Regard croisé sur l’étude MAP du CSA

 

Entretien avec Avec Thomas Amossé, administrateur de l’Insee au Cnam (Lise/CEET)  et Olivier Masclet, professeur de sociologie, université de Limoges (Gresco)

 

Comment interprétez-vous les constats de l’étude MAP concernant la consommation de télévision et des nouveaux modes de consommation ? 

L’étude MAP montre que la télévision reste très présente dans les foyers belges, à la fois comme équipement – les foyers sont pratiquement tous équipés d’un téléviseur – et comme canal favori de la réception des programmes. Aujourd’hui, la télévision, c’est, à la fois, pouvoir suivre les programmes diffusés sur les grandes chaines habituelles et choisir les programmes que l’on veut, quand on le souhaite. Ces constats se retrouvent en France. Récemment, le ministère de la Culture a publié les premiers résultats de la dernière vague de 2018 de la grande enquête Pratiques culturelles1 et chargé plusieurs équipes de chercheurs d’en exploiter les données. L’avant dernière vague datait de 2008. Nous travaillons en ce moment sur ces derniers résultats. On cherche à décrire quels facteurs favorisent quels usages de la télévision et comment on la regarde aujourd’hui par rapport aux enquêtes précédentes.  Un premier constat, auquel on pouvait s’attendre, est que la télévision est toujours très fortement liée à la vie quotidienne des ménages. Plus de 9 ménages sur 10 ont un téléviseur et plus de la moitié des ménages en ont au moins deux. La télévision continue d’être vue tous les jours ou presque par 78 % des ménages, soit un peu plus qu’en Belgique. Les ménages qui n’ont pas de téléviseur ou qui disent ne la regarder jamais ou très rarement forment une très petite minorité composée de gens jeunes, vivant plus souvent à Paris et dans les centres des grandes agglomérations et souvent très diplômés. 

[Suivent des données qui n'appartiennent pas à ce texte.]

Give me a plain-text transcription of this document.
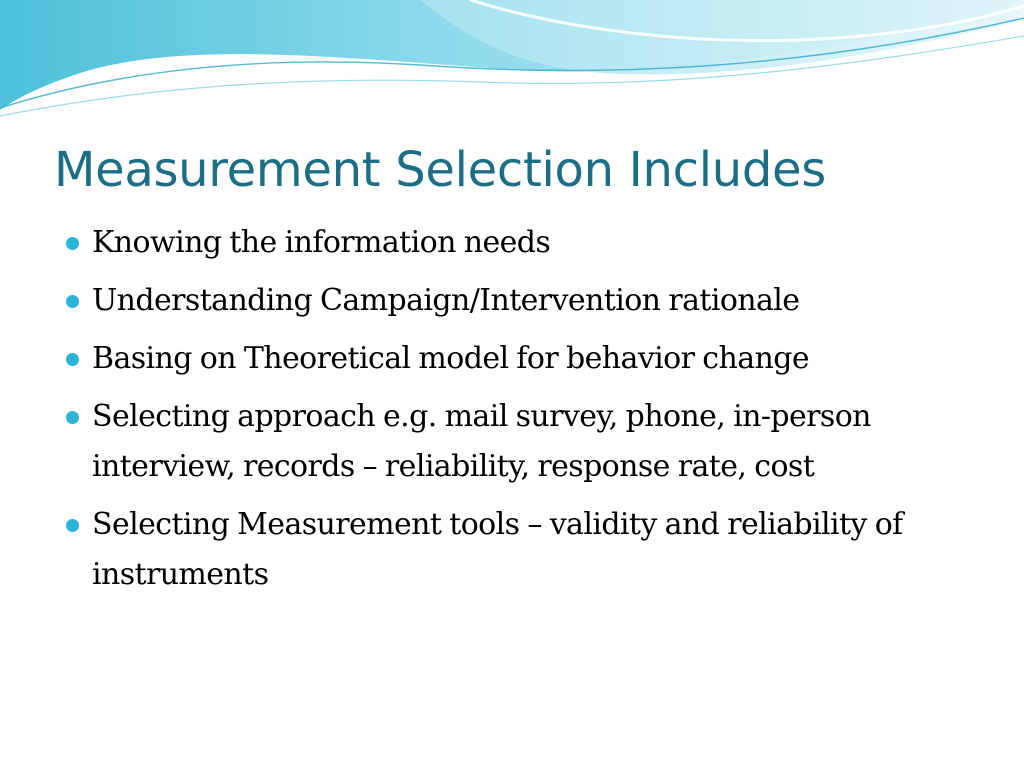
Measurement Selection Includes
Knowing the information needs
Understanding Campaign/Intervention rationale
Basing on Theoretical model for behavior change
Selecting approach e.g. mail survey, phone, in-person interview, records – reliability, response rate, cost
Selecting Measurement tools – validity and reliability of instruments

Bien sûr, la télévision pâtit de la concurrence d’Internet et des nouveaux écrans comme la tablette et le smartphone. L’enquête Pratiques culturelles révèle un recul très net, entre 2008 et 2018, de la pratique quotidienne de la télévision. En particulier, les jeunes de 18-24 ans se détournent du petit-écran, sans doute pour d’autres écrans plus petits encore. Ce fait ressort aussi de l’étude MAP : les jeunes trouvent dans la VOD payante, à laquelle ils accèdent via leur propre ordinateur, la possibilité d’une autonomisation. C’est une évolution qu’il faudra suivre : ce comportement traduit-il un simple effet d’âge ou un véritable effet de génération ? Si c’est un effet d’âge, les jeunes reviendront vers la télévision au fil de la construction de leur vie professionnelle et familiale. A la fin des années 1960, les adolescents détestaient regarder la télévision avec papa et maman. Mais devenus parents à leur tour, ils ont acheté un téléviseur… Si les jeunes d’aujourd’hui ne reviennent pas dans vingt ans au petit-écran, alors on pourra penser qu’ils se différencient nettement des générations précédentes, qu’ils conçoivent autrement leurs occupations quotidiennes et leur consommations culturelles.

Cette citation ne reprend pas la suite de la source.